The following advertisements did not encourage me to buy their crap. “They” being the companies that paid for the adverts.
There are so many GOOD advertisements out there (Volkwagen made up somewhat for Nazi collaboration when it hired Peter Stomare as Vee Dub, for instance) that bad ones are all the more glaringly Not Right in comparison. Get off the television. I only watch every once in a while, and it’s Bro-gramming like Fear Factor and Irksome Commercials that remind me that the Idiot Box is the Great White Not Twice the Same Color Satan.
Do you remember these adverts?
1. The woman carrying around a huge sheet cake for no apparent reason. Watch as she plucks her eyebrows, brushes her teeth, and (best of all!) carries the uncovered cake with her into a stall where, one assumes, she uses the toilet. Why is she carrying this cake around? Is it secretly frosting-covered gold bricks? Is it frosting-covered cocaine or heroin? Why can she not just put the damn thing down? Why isn’t it in a cake box or covered with plastic wrap (surely smearing the icing is less heinous than getting e.Coli germs all over it)? And what is she selling? After thinking for a loooong time, I finally recall that they are trying to sell an extra-wide refrigerator. Sorry, you lost me when the woman took the cake into the bathroom stall with her. I couldn’t get past the nausea and horror.

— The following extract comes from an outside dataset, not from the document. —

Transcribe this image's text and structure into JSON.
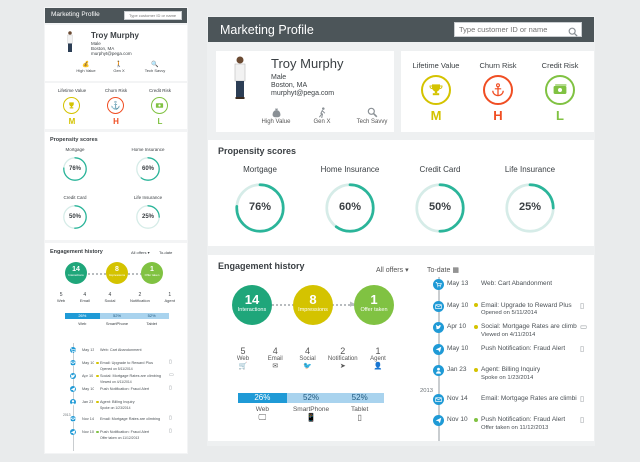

2. The guy who lives on top of a cliff out in a desert somewhere who jumps off said cliff with a parachute in order to drive off in some huge and boring gas guzzler of a vehicle. My thoughts always include something like “yeah, his job is so awful that he’d rather risk death every day jumping off a damn cliff on the off chance that his parachute won’t open and he’ll be spared work today”. Other thoughts: how does he get back up the cliff every night? Do his wife and possible children also have to parachute off the cliff to go to work or school? I pity his poor mailman.
3. The woman with the showercap on her head that screams at me to eat Honey Bunches Of Oats ’cause they’re a “mouthful of joy”. Shut up. I end up worrying that she’s mentally deficient, deafened by decades of factory work, or heavily medicated. Sorry. No one gets that excited about working for minimum wage…or about a stupid bowl of cereal. And Billy Mays, that guy who screamed at us about cleaning products? What was all the screeching about?! Was my life not worth living before you suggested all these dubiously useful OxyClean / Kaboom! / TarnOff / it’safloorwax…noit’sadesserttopping products to me? (RIP, BILLY MAYS!!)
4. The animated bears who can’t decide if they are human or animal. They wear hats and bows, but not pants. They use toilet paper, but still poop next to trees. Where does the toilet paper go after they wipe their “bear bottoms”? If you poop next to a tree, there’s no way you can flush the wad of soiled tissue away. How environmentally sound is that? And, yeah, I get that “bear bottoms” is a pun, but I see so much ignorance about spelling online every damn day that I don’t like to encourage bad spelling, ever. Lead by example. Spell “bare” correctly. Give your anthropomorphic bears some toilet stalls and clothing.
5. Yet another irksome cereal commercial. The homely girl with the sugarbowl handle ears is in a spelling bee. She starts to spell “aardvark” incorrectly. In real life, game over, she’s eliminated. Having a mental fugue and imagining you’re conversing with a piece of shredded wheat with eyes and a mouth doesn’t phase this kid overly much, however, and the cereal (incorrectly) tells her that “aardvark” is the “first word in the dictionary”. Not even. And would it kill them to cast an attractive child excelling at something that involves nerdish smarts? Anyway, she corrects herself after her false start and hallucination and the Bee MC somehow ignores all standard spelling bee rules and lets her stay in the competition.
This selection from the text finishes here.